How to Read the Report
Swing Direction refers to whether we are buying or selling.
Current Position refers to any position we still have that was carried over from the day before. Long means we have bought it. Short means we have sold it. Square means we have no position. Square is also called “flat.” Bold, italic means the position is new.
Stop is the recommended level to exit the current position. The full term is “stop-loss” or S/L. The number of points of the stop from the current close is shown in gray. If the stop box is empty, we have no position.
When the stop is the same as the close, it means we recommend exiting at the open either to take an extraordinary profit or to avoid further losses.
Profit target is the recommended exit from a current position. Some readers use the abbreviation P/T for this number. The number of points from the close is shown underneath in gray. If the box is empty, we have no position.
Entry price is the price at which we entered the position and the date of entry is shown next to it. You can check the entry price by referring to the notes in the Commentary Box and by referring to the recommended entry the day before.

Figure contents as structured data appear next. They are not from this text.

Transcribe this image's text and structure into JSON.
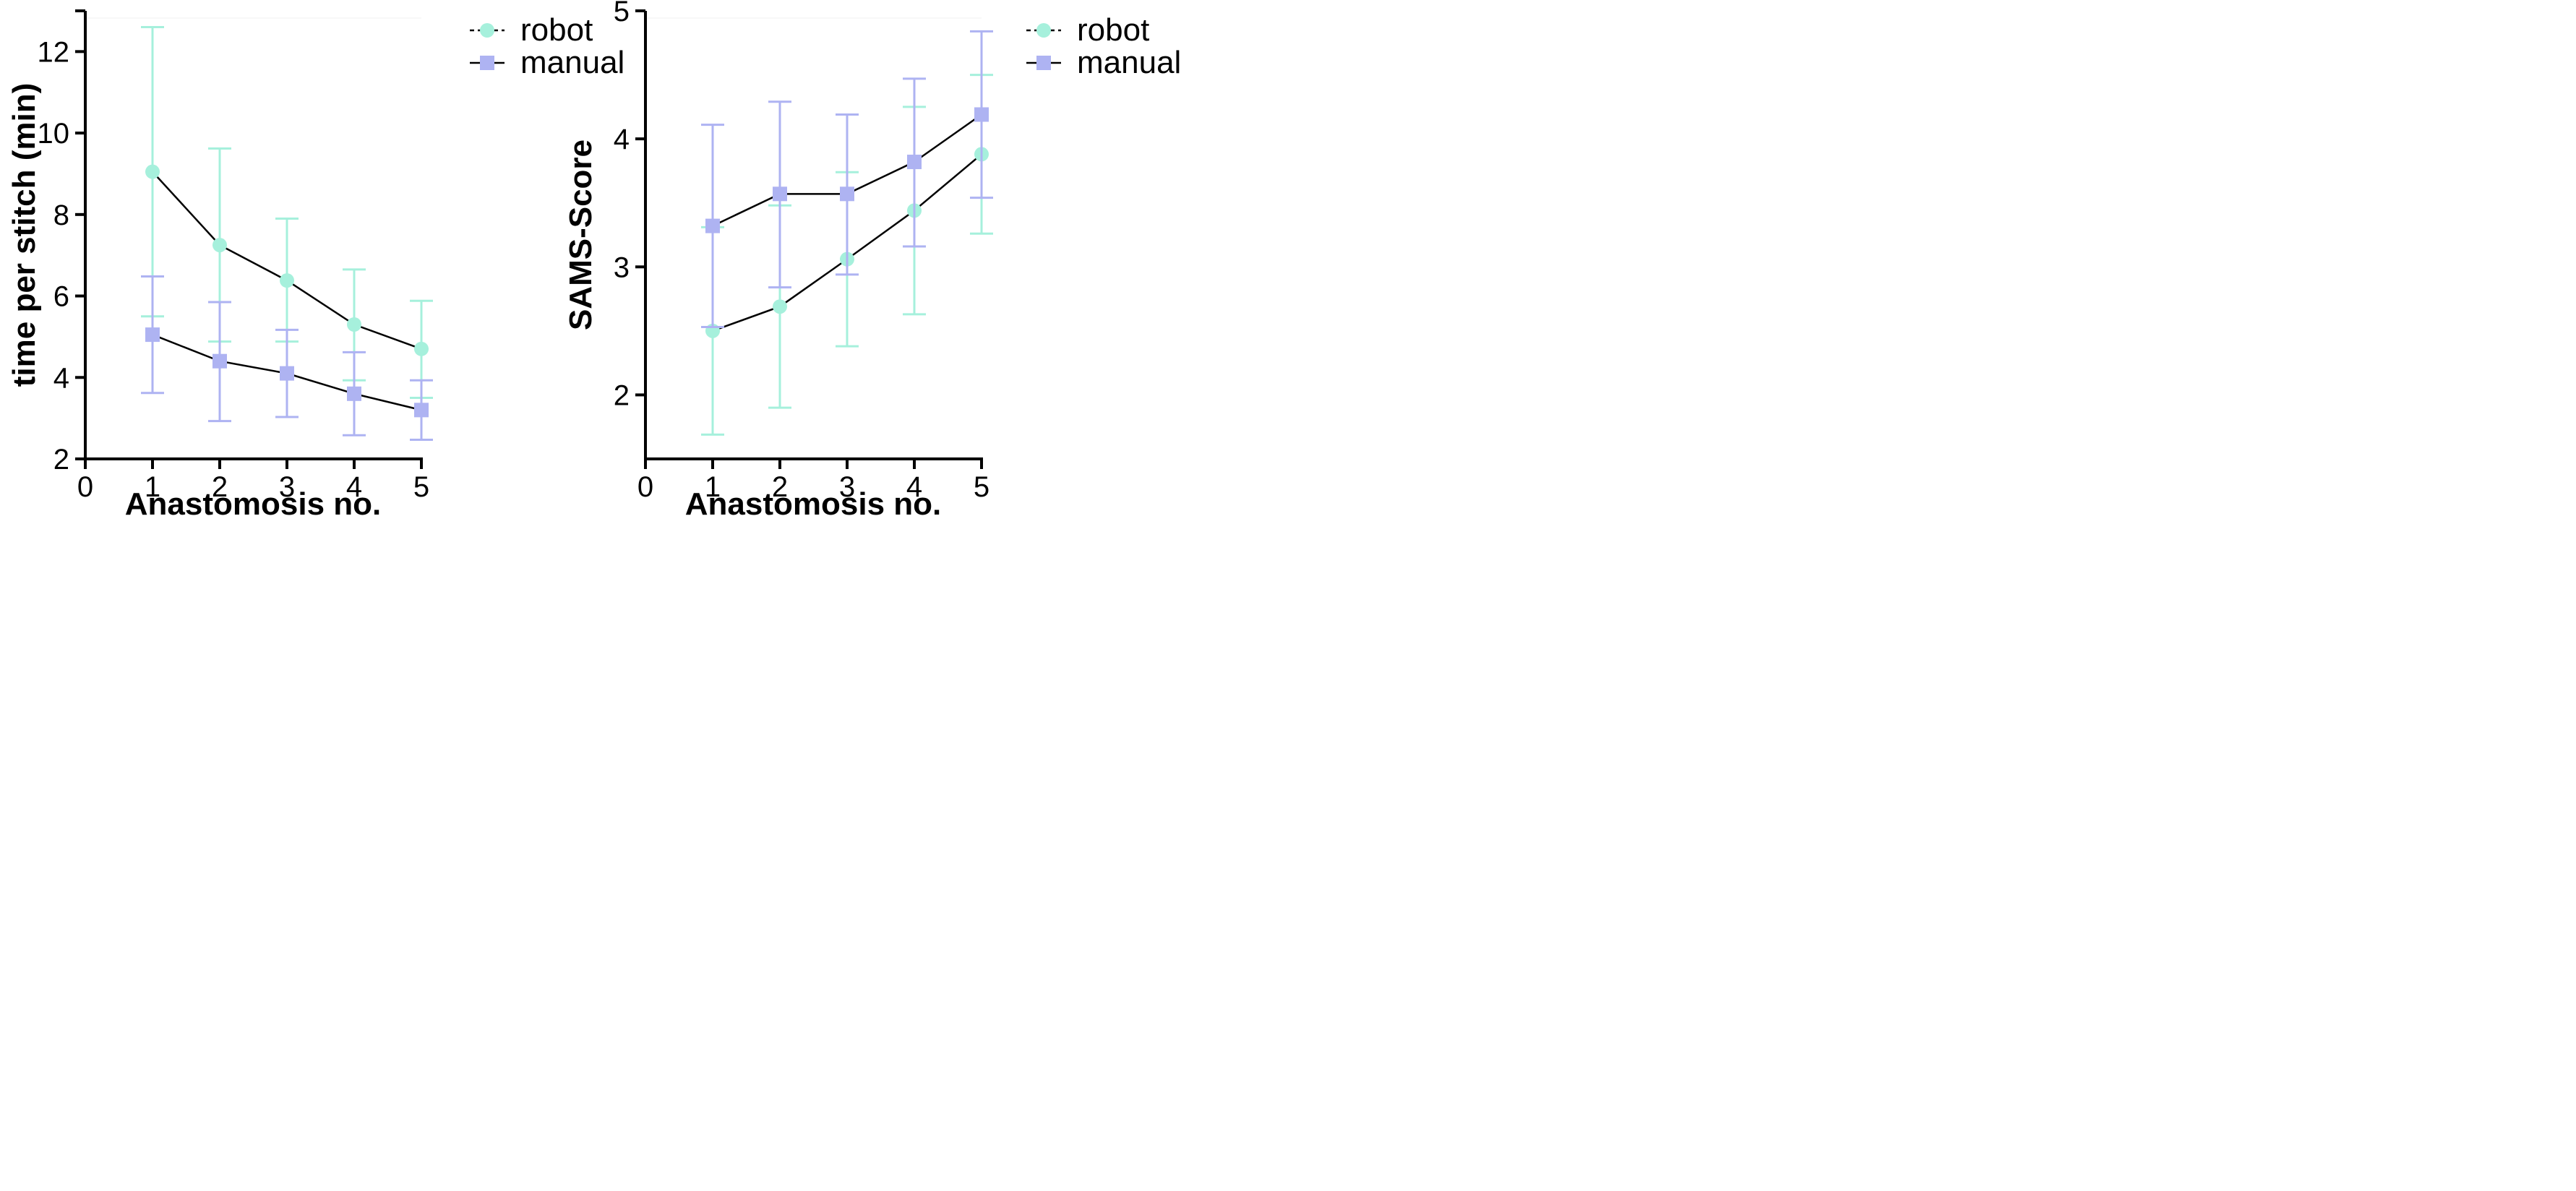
{
  "colors": {
    "robot": "#a6f0dc",
    "manual": "#aeb3f2",
    "line": "#000000",
    "axis": "#000000"
  },
  "legend": [
    {
      "key": "robot",
      "label": "robot",
      "marker": "circle",
      "line_style": "dashed"
    },
    {
      "key": "manual",
      "label": "manual",
      "marker": "square",
      "line_style": "solid"
    }
  ],
  "chart_data": [
    {
      "type": "line",
      "title": "",
      "xlabel": "Anastomosis no.",
      "ylabel": "time per stitch (min)",
      "xlim": [
        0,
        5
      ],
      "ylim": [
        2,
        13
      ],
      "x_ticks": [
        "0",
        "1",
        "2",
        "3",
        "4",
        "5"
      ],
      "y_ticks": [
        "2",
        "4",
        "6",
        "8",
        "10",
        "12"
      ],
      "legend_position": "top-right, outside",
      "x": [
        1,
        2,
        3,
        4,
        5
      ],
      "series": [
        {
          "name": "robot",
          "values": [
            9.05,
            7.25,
            6.38,
            5.3,
            4.7
          ],
          "err_upper": [
            12.6,
            9.62,
            7.9,
            6.65,
            5.88
          ],
          "err_lower": [
            5.5,
            4.88,
            4.88,
            3.93,
            3.5
          ]
        },
        {
          "name": "manual",
          "values": [
            5.05,
            4.4,
            4.1,
            3.6,
            3.2
          ],
          "err_upper": [
            6.48,
            5.85,
            5.17,
            4.62,
            3.93
          ],
          "err_lower": [
            3.62,
            2.93,
            3.03,
            2.58,
            2.47
          ]
        }
      ]
    },
    {
      "type": "line",
      "title": "",
      "xlabel": "Anastomosis no.",
      "ylabel": "SAMS-Score",
      "xlim": [
        0,
        5
      ],
      "ylim": [
        1.5,
        5
      ],
      "x_ticks": [
        "0",
        "1",
        "2",
        "3",
        "4",
        "5"
      ],
      "y_ticks": [
        "2",
        "3",
        "4",
        "5"
      ],
      "legend_position": "top-right, outside",
      "x": [
        1,
        2,
        3,
        4,
        5
      ],
      "series": [
        {
          "name": "robot",
          "values": [
            2.5,
            2.69,
            3.06,
            3.44,
            3.88
          ],
          "err_upper": [
            3.31,
            3.48,
            3.74,
            4.25,
            4.5
          ],
          "err_lower": [
            1.69,
            1.9,
            2.38,
            2.63,
            3.26
          ]
        },
        {
          "name": "manual",
          "values": [
            3.32,
            3.57,
            3.57,
            3.82,
            4.19
          ],
          "err_upper": [
            4.11,
            4.29,
            4.19,
            4.47,
            4.84
          ],
          "err_lower": [
            2.53,
            2.84,
            2.94,
            3.16,
            3.54
          ]
        }
      ]
    }
  ]
}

MTM means “mark-to-market.” If you do not know this term, learn it. It measures the profit or loss from entry to today’s close. If the MTM is a high number that makes you uncomfortable, you are free to exit at the next opportunity.

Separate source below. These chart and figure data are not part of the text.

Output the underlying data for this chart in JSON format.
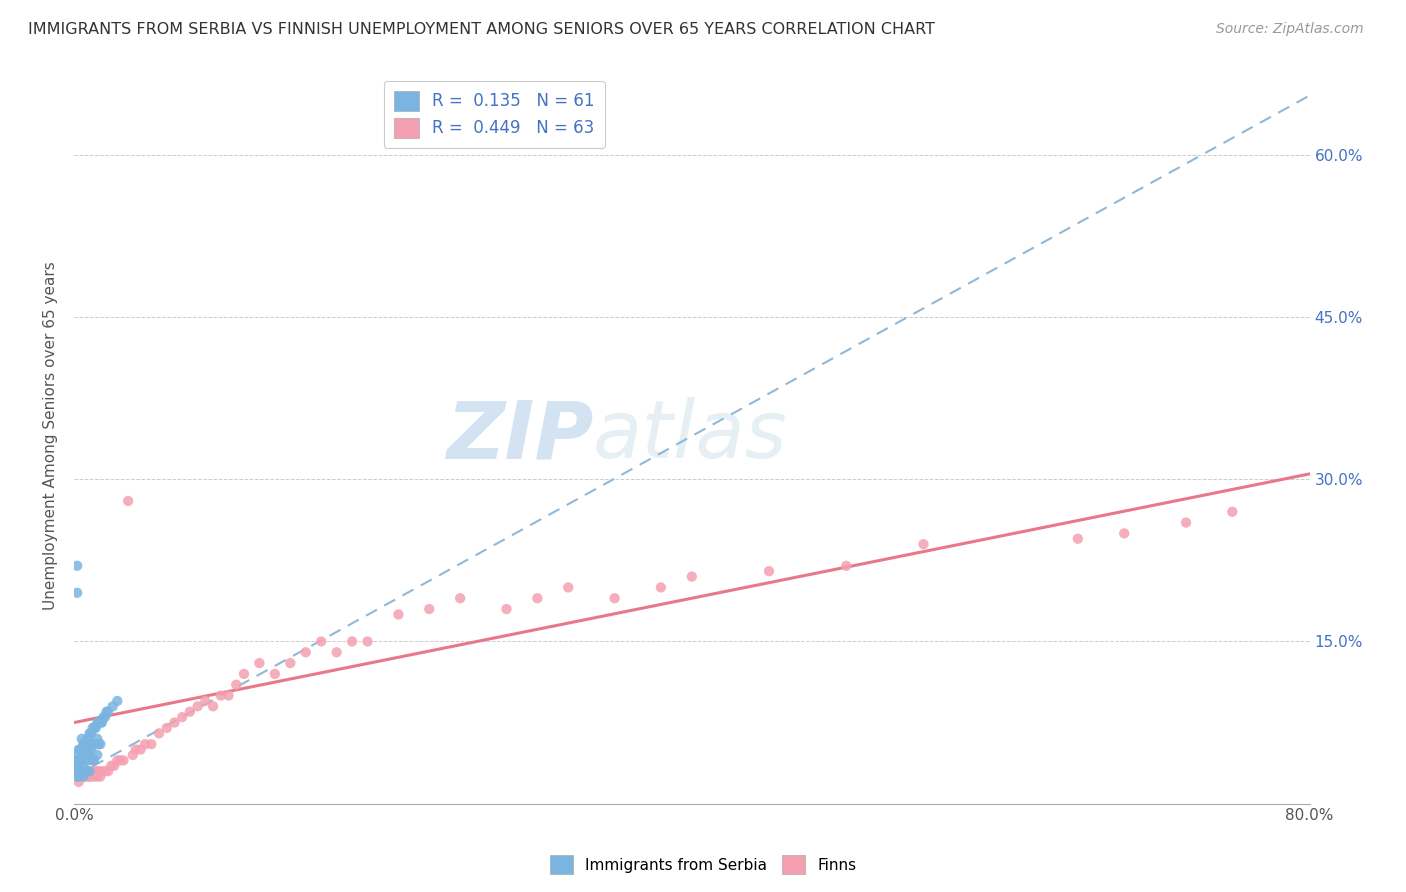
{
  "title": "IMMIGRANTS FROM SERBIA VS FINNISH UNEMPLOYMENT AMONG SENIORS OVER 65 YEARS CORRELATION CHART",
  "source": "Source: ZipAtlas.com",
  "ylabel": "Unemployment Among Seniors over 65 years",
  "xlim": [
    0.0,
    0.8
  ],
  "ylim": [
    0.0,
    0.68
  ],
  "xticks": [
    0.0,
    0.1,
    0.2,
    0.3,
    0.4,
    0.5,
    0.6,
    0.7,
    0.8
  ],
  "xticklabels": [
    "0.0%",
    "",
    "",
    "",
    "",
    "",
    "",
    "",
    "80.0%"
  ],
  "ytick_positions": [
    0.0,
    0.15,
    0.3,
    0.45,
    0.6
  ],
  "yticklabels_right": [
    "",
    "15.0%",
    "30.0%",
    "45.0%",
    "60.0%"
  ],
  "scatter1_color": "#7ab4e0",
  "scatter2_color": "#f4a0b0",
  "line1_color": "#90b8d8",
  "line2_color": "#e87888",
  "watermark_color": "#c8dff0",
  "line1_x0": 0.0,
  "line1_y0": 0.025,
  "line1_x1": 0.8,
  "line1_y1": 0.655,
  "line2_x0": 0.0,
  "line2_y0": 0.075,
  "line2_x1": 0.8,
  "line2_y1": 0.305,
  "scatter1_x": [
    0.001,
    0.001,
    0.002,
    0.002,
    0.002,
    0.002,
    0.003,
    0.003,
    0.003,
    0.003,
    0.003,
    0.004,
    0.004,
    0.004,
    0.005,
    0.005,
    0.005,
    0.005,
    0.006,
    0.006,
    0.006,
    0.006,
    0.007,
    0.007,
    0.007,
    0.008,
    0.008,
    0.008,
    0.009,
    0.009,
    0.009,
    0.01,
    0.01,
    0.01,
    0.01,
    0.011,
    0.011,
    0.012,
    0.012,
    0.012,
    0.013,
    0.013,
    0.013,
    0.014,
    0.014,
    0.015,
    0.015,
    0.015,
    0.016,
    0.016,
    0.017,
    0.017,
    0.018,
    0.019,
    0.02,
    0.021,
    0.022,
    0.025,
    0.028,
    0.002,
    0.002
  ],
  "scatter1_y": [
    0.045,
    0.035,
    0.04,
    0.035,
    0.03,
    0.025,
    0.05,
    0.04,
    0.035,
    0.03,
    0.025,
    0.05,
    0.04,
    0.03,
    0.06,
    0.05,
    0.04,
    0.03,
    0.055,
    0.045,
    0.035,
    0.025,
    0.055,
    0.045,
    0.03,
    0.055,
    0.045,
    0.03,
    0.06,
    0.05,
    0.04,
    0.065,
    0.055,
    0.045,
    0.03,
    0.065,
    0.05,
    0.07,
    0.055,
    0.04,
    0.07,
    0.055,
    0.04,
    0.07,
    0.055,
    0.075,
    0.06,
    0.045,
    0.075,
    0.055,
    0.075,
    0.055,
    0.075,
    0.08,
    0.08,
    0.085,
    0.085,
    0.09,
    0.095,
    0.22,
    0.195
  ],
  "scatter2_x": [
    0.003,
    0.005,
    0.007,
    0.008,
    0.009,
    0.01,
    0.011,
    0.012,
    0.013,
    0.014,
    0.015,
    0.016,
    0.017,
    0.018,
    0.02,
    0.022,
    0.024,
    0.026,
    0.028,
    0.03,
    0.032,
    0.035,
    0.038,
    0.04,
    0.043,
    0.046,
    0.05,
    0.055,
    0.06,
    0.065,
    0.07,
    0.075,
    0.08,
    0.085,
    0.09,
    0.095,
    0.1,
    0.105,
    0.11,
    0.12,
    0.13,
    0.14,
    0.15,
    0.16,
    0.17,
    0.18,
    0.19,
    0.21,
    0.23,
    0.25,
    0.28,
    0.3,
    0.32,
    0.35,
    0.38,
    0.4,
    0.45,
    0.5,
    0.55,
    0.65,
    0.68,
    0.72,
    0.75
  ],
  "scatter2_y": [
    0.02,
    0.025,
    0.025,
    0.03,
    0.025,
    0.025,
    0.025,
    0.03,
    0.025,
    0.03,
    0.025,
    0.03,
    0.025,
    0.03,
    0.03,
    0.03,
    0.035,
    0.035,
    0.04,
    0.04,
    0.04,
    0.28,
    0.045,
    0.05,
    0.05,
    0.055,
    0.055,
    0.065,
    0.07,
    0.075,
    0.08,
    0.085,
    0.09,
    0.095,
    0.09,
    0.1,
    0.1,
    0.11,
    0.12,
    0.13,
    0.12,
    0.13,
    0.14,
    0.15,
    0.14,
    0.15,
    0.15,
    0.175,
    0.18,
    0.19,
    0.18,
    0.19,
    0.2,
    0.19,
    0.2,
    0.21,
    0.215,
    0.22,
    0.24,
    0.245,
    0.25,
    0.26,
    0.27
  ]
}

Note that when we have carried over a position from the day before, the stop and target will be new stops and targets and you need to cancel the stop and target that you entered the day before. If you don’t cancel the stop and target, you will get an accounting mess and have a squabble with your broker.
New entry is the recommended level at which to put on a new position. As noted above, this is usually the close. The stop and target are the associated exit levels to prevent a loss getting bigger or to take profit.

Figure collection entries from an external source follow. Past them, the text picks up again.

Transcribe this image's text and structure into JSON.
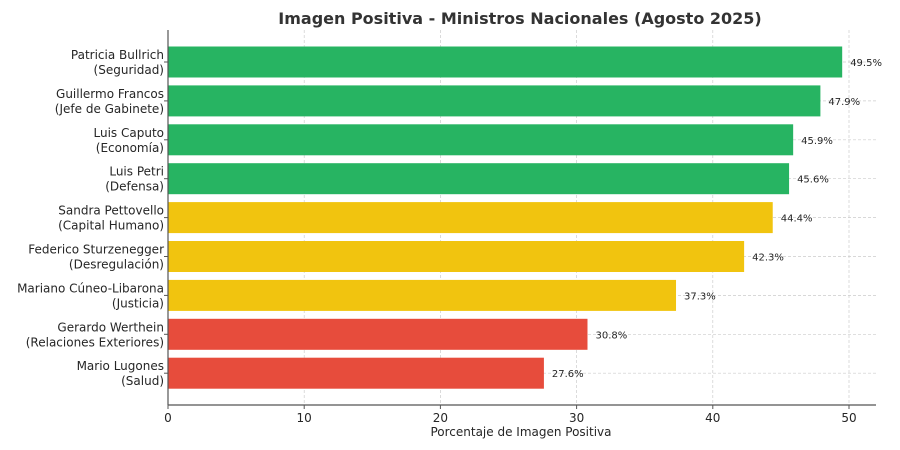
{
  "chart_data": {
    "type": "bar",
    "orientation": "horizontal",
    "title": "Imagen Positiva - Ministros Nacionales (Agosto 2025)",
    "xlabel": "Porcentaje de Imagen Positiva",
    "ylabel": "",
    "xlim": [
      0,
      52
    ],
    "xticks": [
      0,
      10,
      20,
      30,
      40,
      50
    ],
    "grid": true,
    "categories": [
      [
        "Patricia Bullrich",
        "(Seguridad)"
      ],
      [
        "Guillermo Francos",
        "(Jefe de Gabinete)"
      ],
      [
        "Luis Caputo",
        "(Economía)"
      ],
      [
        "Luis Petri",
        "(Defensa)"
      ],
      [
        "Sandra Pettovello",
        "(Capital Humano)"
      ],
      [
        "Federico Sturzenegger",
        "(Desregulación)"
      ],
      [
        "Mariano Cúneo-Libarona",
        "(Justicia)"
      ],
      [
        "Gerardo Werthein",
        "(Relaciones Exteriores)"
      ],
      [
        "Mario Lugones",
        "(Salud)"
      ]
    ],
    "values": [
      49.5,
      47.9,
      45.9,
      45.6,
      44.4,
      42.3,
      37.3,
      30.8,
      27.6
    ],
    "data_labels": [
      "49.5%",
      "47.9%",
      "45.9%",
      "45.6%",
      "44.4%",
      "42.3%",
      "37.3%",
      "30.8%",
      "27.6%"
    ],
    "bar_colors": [
      "#27b462",
      "#27b462",
      "#27b462",
      "#27b462",
      "#f1c40f",
      "#f1c40f",
      "#f1c40f",
      "#e74c3c",
      "#e74c3c"
    ]
  }
}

Text Box: This box contains notes on the report, including the URL for the contingency trades (“Footnote Rules”). The footnote rules add 30-40% to the bottom line and are successful more often than they cause losses by a ratio of 20 to 1.
The next section records what happened to our recommendations from the day before. This report is not proofread by a second party before it is published because time is short, only one hour between market close and report publication. We make mistakes. Subscribers are the proofreaders and we count on you to flag errors when we make them. We cheerfully correct all errors in the next day’s report and in the track record.
You can check the text box report against the track record which appears as page 2 of every report. We work quite hard to ensure that the track record is accurate. When we make mistakes, please send us an email as soon as possible and we will make corrections.
Any additional orders, including reversal orders, are given at the bottom. Do not overlook these! They represent nuanced ideas about what can happen that are not covered by the footnote rules.